Written by johnmscalzi Blog about this entry
This entry has 5 comments: (Add your own)
  • #5 Comment from mavarin 
    5/18/06 2:20 AM Permalink
    Great stuff--again!  I love the way you take advantage of the blog's capabilities for the interview (i.e., with links).  This particular novel doesn't sound like my cup of meat, but your friend is an interesting guy, and I wish him all success. - Karen
  • #4 Comment from lurkynat 
    5/17/06 12:37 PM Permalink
    Hey John! Thanks! :):) Big Congrats to Nick Sagan! I adored Carl Sagan so I will be one who is super charged to read this book! Thanks so much!
    natalie
    (elbowing Smurfette.."Smurfette..do yuo think that he looks alot like his dad?"
    :):) Kudoes John!
  • #3 Comment from monponsett 
    5/17/06 10:04 AM Permalink
    I'm glad that you mentioned the F/NF thing. That kind of slid in under my goalie pads. Sorry about Carl, Nick... my bad.

    Sadly, I taught science in a high school for a year without knowing not only that, but all the other stuff that people who don't know stuff like that don't know.

    The only thing I can say in my defense is that I was an emergency fill-in for the real science teacher, who quit suddenly after one of the students hit her in the face with a football. I was the only staff who had that period off. "You'll know more than they will, dear..." my boss said.

    It didn't go that badly, other than the time they stole my triple beam balance, or the time that I unwittingly let them handle mercury.
  • #2 Comment from johnmscalziEntry Author 
    5/17/06 9:47 AM Permalink
    "His books will most liekly be will be right next to his father's in the bookshop."

    Well, yes, if the bookstore carries "Contact." Otherwise, Carl's books are largely non-fiction and Nick's are fiction, so they're not likely to be shelved together, any more than my non-fiction books are shelved next to my own novels. In any event, I expect Nick would be pleased to be shelved next to his dad.

    Also, as an FYI, Carl Sagan passed away 10 years ago.
  • #1 Comment from monponsett 
    5/17/06 9:37 AM Permalink
    This dude needs a name change like yesterday.

    His books will most liekly be will be right next to his father's in the bookshop.
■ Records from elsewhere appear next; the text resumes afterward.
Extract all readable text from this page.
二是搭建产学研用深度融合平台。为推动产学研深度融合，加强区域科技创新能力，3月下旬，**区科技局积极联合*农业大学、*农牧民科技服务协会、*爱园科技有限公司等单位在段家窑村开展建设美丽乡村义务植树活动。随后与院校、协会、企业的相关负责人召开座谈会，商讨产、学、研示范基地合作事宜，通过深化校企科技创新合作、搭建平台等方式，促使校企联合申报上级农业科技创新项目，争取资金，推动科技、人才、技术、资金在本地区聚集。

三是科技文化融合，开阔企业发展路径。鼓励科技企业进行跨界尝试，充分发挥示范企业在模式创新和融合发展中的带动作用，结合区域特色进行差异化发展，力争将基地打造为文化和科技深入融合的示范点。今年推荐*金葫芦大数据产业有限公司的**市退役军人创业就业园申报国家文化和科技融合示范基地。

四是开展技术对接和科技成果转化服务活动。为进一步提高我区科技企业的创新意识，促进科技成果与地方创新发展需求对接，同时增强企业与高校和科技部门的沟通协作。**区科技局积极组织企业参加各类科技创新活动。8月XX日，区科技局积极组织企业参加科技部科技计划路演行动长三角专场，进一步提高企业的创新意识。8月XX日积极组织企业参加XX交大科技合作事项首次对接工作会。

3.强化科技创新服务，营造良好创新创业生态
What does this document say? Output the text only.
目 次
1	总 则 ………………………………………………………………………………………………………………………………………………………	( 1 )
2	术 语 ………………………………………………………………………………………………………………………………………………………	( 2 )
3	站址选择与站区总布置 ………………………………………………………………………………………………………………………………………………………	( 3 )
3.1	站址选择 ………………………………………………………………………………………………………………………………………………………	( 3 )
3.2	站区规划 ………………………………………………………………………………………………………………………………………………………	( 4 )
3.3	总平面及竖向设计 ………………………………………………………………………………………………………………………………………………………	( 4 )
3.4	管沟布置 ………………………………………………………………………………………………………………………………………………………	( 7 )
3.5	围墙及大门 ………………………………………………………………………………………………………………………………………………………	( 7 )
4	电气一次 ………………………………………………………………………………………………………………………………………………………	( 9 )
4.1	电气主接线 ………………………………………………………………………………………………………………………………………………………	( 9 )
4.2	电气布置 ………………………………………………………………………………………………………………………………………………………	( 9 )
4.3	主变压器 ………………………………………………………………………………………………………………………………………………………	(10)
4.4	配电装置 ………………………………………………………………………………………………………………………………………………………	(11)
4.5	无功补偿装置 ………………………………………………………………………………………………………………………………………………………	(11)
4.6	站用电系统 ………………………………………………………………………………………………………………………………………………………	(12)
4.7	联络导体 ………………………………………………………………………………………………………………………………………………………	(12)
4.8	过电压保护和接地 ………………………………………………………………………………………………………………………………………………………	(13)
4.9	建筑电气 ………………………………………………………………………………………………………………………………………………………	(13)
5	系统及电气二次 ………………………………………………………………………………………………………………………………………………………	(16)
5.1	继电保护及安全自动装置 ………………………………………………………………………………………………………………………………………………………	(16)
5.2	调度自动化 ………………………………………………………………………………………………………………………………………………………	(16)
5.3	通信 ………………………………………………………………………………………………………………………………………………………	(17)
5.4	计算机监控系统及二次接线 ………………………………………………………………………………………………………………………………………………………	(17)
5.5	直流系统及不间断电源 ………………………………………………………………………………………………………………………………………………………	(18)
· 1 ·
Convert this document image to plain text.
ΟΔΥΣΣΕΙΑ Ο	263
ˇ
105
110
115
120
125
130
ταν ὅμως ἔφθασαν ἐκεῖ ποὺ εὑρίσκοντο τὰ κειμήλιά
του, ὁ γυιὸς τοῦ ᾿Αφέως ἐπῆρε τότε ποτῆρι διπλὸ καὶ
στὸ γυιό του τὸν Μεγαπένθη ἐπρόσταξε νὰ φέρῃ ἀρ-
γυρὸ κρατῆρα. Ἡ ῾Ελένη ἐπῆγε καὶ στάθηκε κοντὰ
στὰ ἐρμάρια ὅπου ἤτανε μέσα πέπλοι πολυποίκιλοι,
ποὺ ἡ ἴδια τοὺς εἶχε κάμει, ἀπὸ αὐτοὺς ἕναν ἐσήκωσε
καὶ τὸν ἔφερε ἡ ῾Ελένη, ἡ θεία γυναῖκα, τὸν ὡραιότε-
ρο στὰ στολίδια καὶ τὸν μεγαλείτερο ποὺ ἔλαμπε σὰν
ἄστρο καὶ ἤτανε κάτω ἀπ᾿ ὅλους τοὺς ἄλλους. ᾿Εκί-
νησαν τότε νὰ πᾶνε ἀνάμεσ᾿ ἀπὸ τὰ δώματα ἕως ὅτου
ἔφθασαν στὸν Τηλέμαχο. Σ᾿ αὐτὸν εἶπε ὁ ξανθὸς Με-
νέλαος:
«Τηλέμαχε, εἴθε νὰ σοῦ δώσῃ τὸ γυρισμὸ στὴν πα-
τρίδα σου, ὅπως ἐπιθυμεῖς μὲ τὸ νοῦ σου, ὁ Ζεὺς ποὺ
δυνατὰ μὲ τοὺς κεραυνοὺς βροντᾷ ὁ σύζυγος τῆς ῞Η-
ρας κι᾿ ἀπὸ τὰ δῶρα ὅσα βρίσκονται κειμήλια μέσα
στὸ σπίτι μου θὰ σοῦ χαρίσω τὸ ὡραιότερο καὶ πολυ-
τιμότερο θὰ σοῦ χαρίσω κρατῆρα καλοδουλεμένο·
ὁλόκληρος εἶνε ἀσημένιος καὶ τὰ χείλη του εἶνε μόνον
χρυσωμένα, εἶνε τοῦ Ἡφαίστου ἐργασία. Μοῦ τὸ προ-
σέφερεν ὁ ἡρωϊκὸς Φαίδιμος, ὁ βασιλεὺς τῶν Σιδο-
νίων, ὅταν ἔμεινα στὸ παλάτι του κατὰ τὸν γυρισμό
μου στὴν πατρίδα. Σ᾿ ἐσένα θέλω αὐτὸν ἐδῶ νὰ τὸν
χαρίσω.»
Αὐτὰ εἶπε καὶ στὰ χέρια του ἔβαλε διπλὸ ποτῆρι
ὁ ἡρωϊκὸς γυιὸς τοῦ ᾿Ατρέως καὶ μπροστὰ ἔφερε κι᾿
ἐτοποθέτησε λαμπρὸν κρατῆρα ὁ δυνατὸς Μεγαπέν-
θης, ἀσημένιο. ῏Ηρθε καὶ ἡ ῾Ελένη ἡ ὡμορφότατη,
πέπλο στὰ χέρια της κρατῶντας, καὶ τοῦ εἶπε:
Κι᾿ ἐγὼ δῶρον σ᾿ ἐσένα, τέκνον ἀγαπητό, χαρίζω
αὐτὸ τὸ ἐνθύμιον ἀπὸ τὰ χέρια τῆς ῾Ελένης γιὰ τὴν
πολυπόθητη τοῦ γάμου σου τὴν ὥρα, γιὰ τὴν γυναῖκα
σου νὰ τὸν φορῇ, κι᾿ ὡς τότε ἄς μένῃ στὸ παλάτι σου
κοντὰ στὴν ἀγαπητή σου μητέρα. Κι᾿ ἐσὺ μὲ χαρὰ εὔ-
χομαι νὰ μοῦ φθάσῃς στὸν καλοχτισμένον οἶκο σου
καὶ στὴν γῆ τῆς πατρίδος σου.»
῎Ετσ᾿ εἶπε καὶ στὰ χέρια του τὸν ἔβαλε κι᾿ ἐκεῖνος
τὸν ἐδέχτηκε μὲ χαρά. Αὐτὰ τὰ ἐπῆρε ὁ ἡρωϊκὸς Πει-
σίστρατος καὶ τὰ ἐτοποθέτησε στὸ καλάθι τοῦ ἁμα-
Offhand, I'd guess that the people who buy his books will also be the type who'd buy his father's books. I'd imagine- and I could be wrong- that Nick is sort of a B level Carl, and people will go for the works of the more famous Dad before picking up Sonny Boy's books.

    This will lead to irrational hostility on Son's part, and he will bash in his dad's head someday with a plaster model of Jupiter at Thanksgiving someday. Oh, if Carl had only had a daughter.... she could have married out of this problem.

    I hear Evil Knievel's son hates his dad, and went around breaking all of Dad's jumping-stuff records, just to spite him. Ya hate to see a family go bad like that.